Prose also takes on The Bachelorette in her essay. You can have the perfect husband or wife for just a television show and some hours of punishment (223). But what happens after that? Even if we assume that Ms. Perfect and Mr. Average strike it lucky on their television show, will we see them again later on an episode of Cheaters? What kind of lesson does this teach our youth? The issue of whether or not our youth should be learning lessons from television is actually moot at this point. We know they learn from what they absorb around them in (just to name a few) movies, television shows, television commercials, and the attitudes and actions of their parents and peers. If their country’s leaders are acting like some half-tribal idiots on Survivor — I use that term “tribal” loosely — and their parents are acting like a bad rerun of Cheaters, then why should they not begin to take on certain perspectives that have more in common with reality television than otherwise might be healthy?

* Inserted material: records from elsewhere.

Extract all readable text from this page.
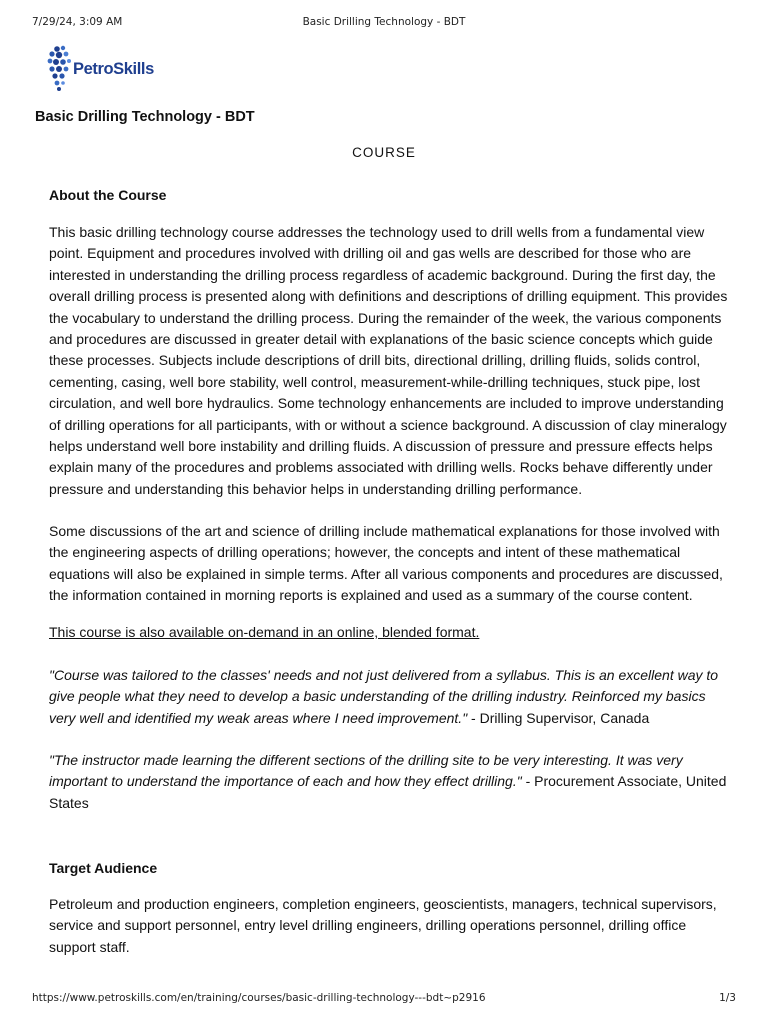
7/29/24, 3:09 AM	Basic Drilling Technology - BDT
PetroSkills
Basic Drilling Technology - BDT
COURSE
About the Course

This basic drilling technology course addresses the technology used to drill wells from a fundamental view point. Equipment and procedures involved with drilling oil and gas wells are described for those who are interested in understanding the drilling process regardless of academic background. During the first day, the overall drilling process is presented along with definitions and descriptions of drilling equipment. This provides the vocabulary to understand the drilling process. During the remainder of the week, the various components and procedures are discussed in greater detail with explanations of the basic science concepts which guide these processes. Subjects include descriptions of drill bits, directional drilling, drilling fluids, solids control, cementing, casing, well bore stability, well control, measurement-while-drilling techniques, stuck pipe, lost circulation, and well bore hydraulics. Some technology enhancements are included to improve understanding of drilling operations for all participants, with or without a science background. A discussion of clay mineralogy helps understand well bore instability and drilling fluids. A discussion of pressure and pressure effects helps explain many of the procedures and problems associated with drilling wells. Rocks behave differently under pressure and understanding this behavior helps in understanding drilling performance.

Some discussions of the art and science of drilling include mathematical explanations for those involved with the engineering aspects of drilling operations; however, the concepts and intent of these mathematical equations will also be explained in simple terms. After all various components and procedures are discussed, the information contained in morning reports is explained and used as a summary of the course content.

This course is also available on-demand in an online, blended format.

"Course was tailored to the classes' needs and not just delivered from a syllabus. This is an excellent way to give people what they need to develop a basic understanding of the drilling industry. Reinforced my basics very well and identified my weak areas where I need improvement." - Drilling Supervisor, Canada

"The instructor made learning the different sections of the drilling site to be very interesting. It was very important to understand the importance of each and how they effect drilling." - Procurement Associate, United States

Target Audience

Petroleum and production engineers, completion engineers, geoscientists, managers, technical supervisors, service and support personnel, entry level drilling engineers, drilling operations personnel, drilling office support staff.

https://www.petroskills.com/en/training/courses/basic-drilling-technology---bdt~p2916	1/3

But unlike for Melanda in her episode of Average Joe (223), life is not scripted. We do not have the luxury of having everything around us played out after a rehearsal. We do not have the luxury of camera angles or crafty editors after a day of bloopers. But it would seem that for millions of viewers these shows offer some kind of vicarious action they might not otherwise feel or receive out of their own lives. They begin to feel as if they have the ability to live life after the manner of what they see. It would not surprise me to find any number of studies on the effects of reality television on different pathologies of human existence from divorce to murder to suicide to accidental deaths of extreme sports by the “Average Joes and Joans” of our society.
This is where we find our society desensitized through the exposure to reality television. Once the fantasy sets in, the pathology arises and “I can be like that too” becomes a mantra of the disaffected and disenchanted of our times. It might seem unfair to leave out other influences that contribute to this wholesale numbing of society. However, when we examine the elements of this medium common to the primrose policies enacted our leaders, the rare examples of justice — such as Richard Hatch’s tax evasion indictment — are just not seen as convincing impediments to the illusion of a dog-eat-dog world presented by reality shows where lies, deception, cruelty, and pettiness are the vices extolled by a few over the virtues of the many.

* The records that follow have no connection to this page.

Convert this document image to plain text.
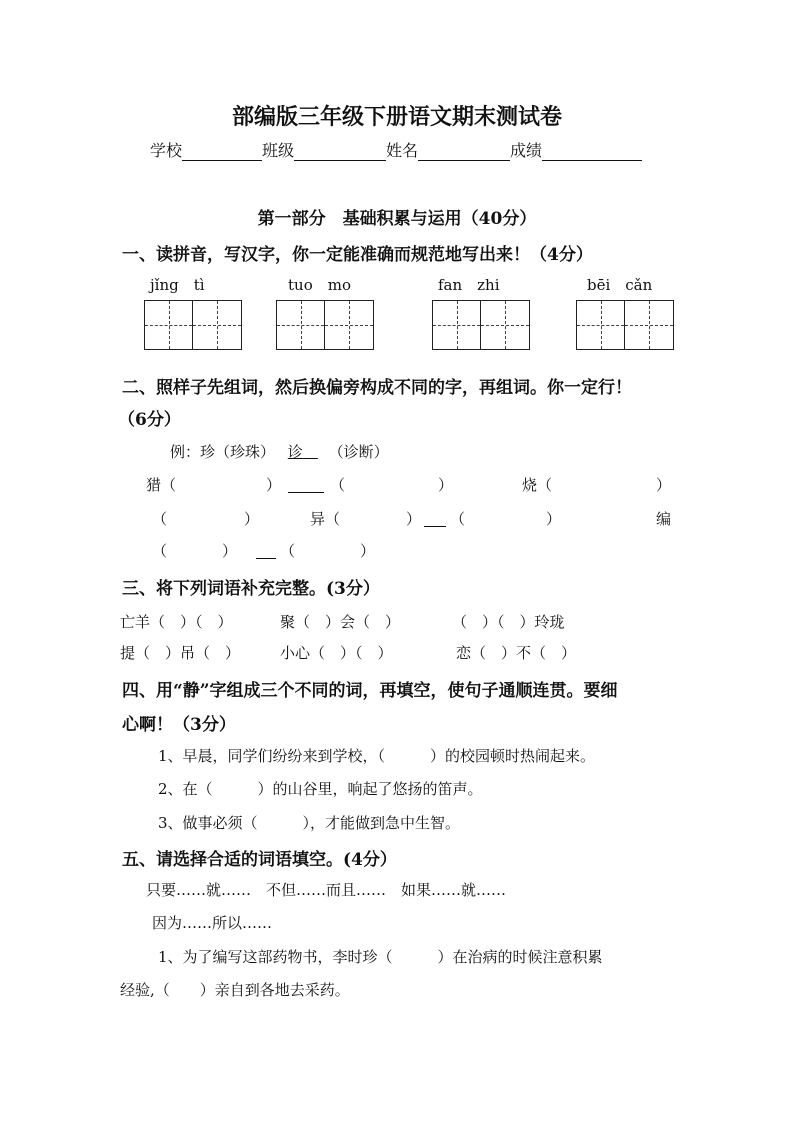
部编版三年级下册语文期末测试卷
学校	班级	姓名	成绩
第一部分　基础积累与运用（40分）
一、读拼音，写汉字，你一定能准确而规范地写出来！（4分）
jǐng　tì	tuo　mo	fan　zhi	bēi　cǎn
二、照样子先组词，然后换偏旁构成不同的字，再组词。你一定行！
（6分）
例：珍（珍珠） 诊  （诊断）
猎（	）	（	）	烧（	）
（	）	异（	） （	）	编
（	）	（	）
三、将下列词语补充完整。(3分）
亡羊（　）（　）	聚（　）会（　）	（　）（　）玲珑
提（　）吊（　）	小心（　）（　）	恋（　）不（　）
四、用“静”字组成三个不同的词，再填空，使句子通顺连贯。要细
心啊！（3分）
1、早晨，同学们纷纷来到学校，（　　　）的校园顿时热闹起来。
2、在（　　　）的山谷里，响起了悠扬的笛声。
3、做事必须（　　　），才能做到急中生智。
五、请选择合适的词语填空。(4分）
只要……就……　不但……而且……　如果……就……
因为……所以……
1、为了编写这部药物书，李时珍（　　　）在治病的时候注意积累
经验,（　　）亲自到各地去采药。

In another context Ms. Prose’s use of democracy as the political process of the United States might be called into question. Its use here, however, mirrors exceptionally well the devastating effects of reality television on our society when she writes that reality television is “a parody of democracy, robbed of its heart and soul, a democracy in which everyone always votes, for himself” (228).
Works Cited
Creamer, Anita. “Reality TV Meets Plastic Surgery: An Ugly Shame.” Massik, Sonia and Jack Solomon. Signs of Life in the USA: Readings on Popular Culture for Writers. Fifth Edition. Boston: Bedford/St.Martin’s, 2006. 808.

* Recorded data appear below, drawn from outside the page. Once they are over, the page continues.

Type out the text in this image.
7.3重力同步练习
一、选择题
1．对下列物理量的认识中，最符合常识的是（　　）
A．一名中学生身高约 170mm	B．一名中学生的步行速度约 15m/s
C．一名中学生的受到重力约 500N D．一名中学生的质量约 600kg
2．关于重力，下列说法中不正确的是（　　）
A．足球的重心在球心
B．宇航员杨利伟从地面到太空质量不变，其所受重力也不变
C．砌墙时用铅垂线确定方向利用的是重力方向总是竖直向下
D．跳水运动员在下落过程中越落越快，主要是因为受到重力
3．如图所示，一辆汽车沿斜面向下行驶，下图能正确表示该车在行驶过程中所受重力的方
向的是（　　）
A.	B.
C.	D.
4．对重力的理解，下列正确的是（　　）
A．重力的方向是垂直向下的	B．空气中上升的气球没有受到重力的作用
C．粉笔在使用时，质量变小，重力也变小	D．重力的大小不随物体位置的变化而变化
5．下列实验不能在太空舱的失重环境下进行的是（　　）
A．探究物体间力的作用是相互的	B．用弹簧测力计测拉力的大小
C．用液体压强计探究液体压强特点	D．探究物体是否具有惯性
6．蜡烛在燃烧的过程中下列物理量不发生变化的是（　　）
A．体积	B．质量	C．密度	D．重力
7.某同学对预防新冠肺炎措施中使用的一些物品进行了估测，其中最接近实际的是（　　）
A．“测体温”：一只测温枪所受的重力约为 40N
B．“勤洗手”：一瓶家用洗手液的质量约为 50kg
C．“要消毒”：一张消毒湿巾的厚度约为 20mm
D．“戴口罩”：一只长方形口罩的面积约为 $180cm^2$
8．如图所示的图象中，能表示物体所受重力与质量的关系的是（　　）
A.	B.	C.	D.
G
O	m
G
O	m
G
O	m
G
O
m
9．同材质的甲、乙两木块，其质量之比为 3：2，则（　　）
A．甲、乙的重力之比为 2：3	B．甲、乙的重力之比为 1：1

Frank, Elizabeth. “New Yorker sees terror, heroism in wake of attacks.” 19 Sep 2001. Jacksonville.com. 11 Sep 2007 < http://www.jacksonville.com/tu-online/stories/091901/dsr_7315140.html>.
Martin, David. “Reporting The Bin Laden Beat.” 9 Sep 2007. CBS News. 11 Sep 2007 < http://www.cbsnews.com/stories/2007/09/09/sunday/main3244713.shtml>.
Prose, Francine. “Voting Democracy off the Island.” Maasik, Sonia and Jack Solomon. Signs of Life in the USA: Readings on Popular Culture for Writers. Fifth Edition. Boston: Bedford/St.Martin’s, 2006. 808.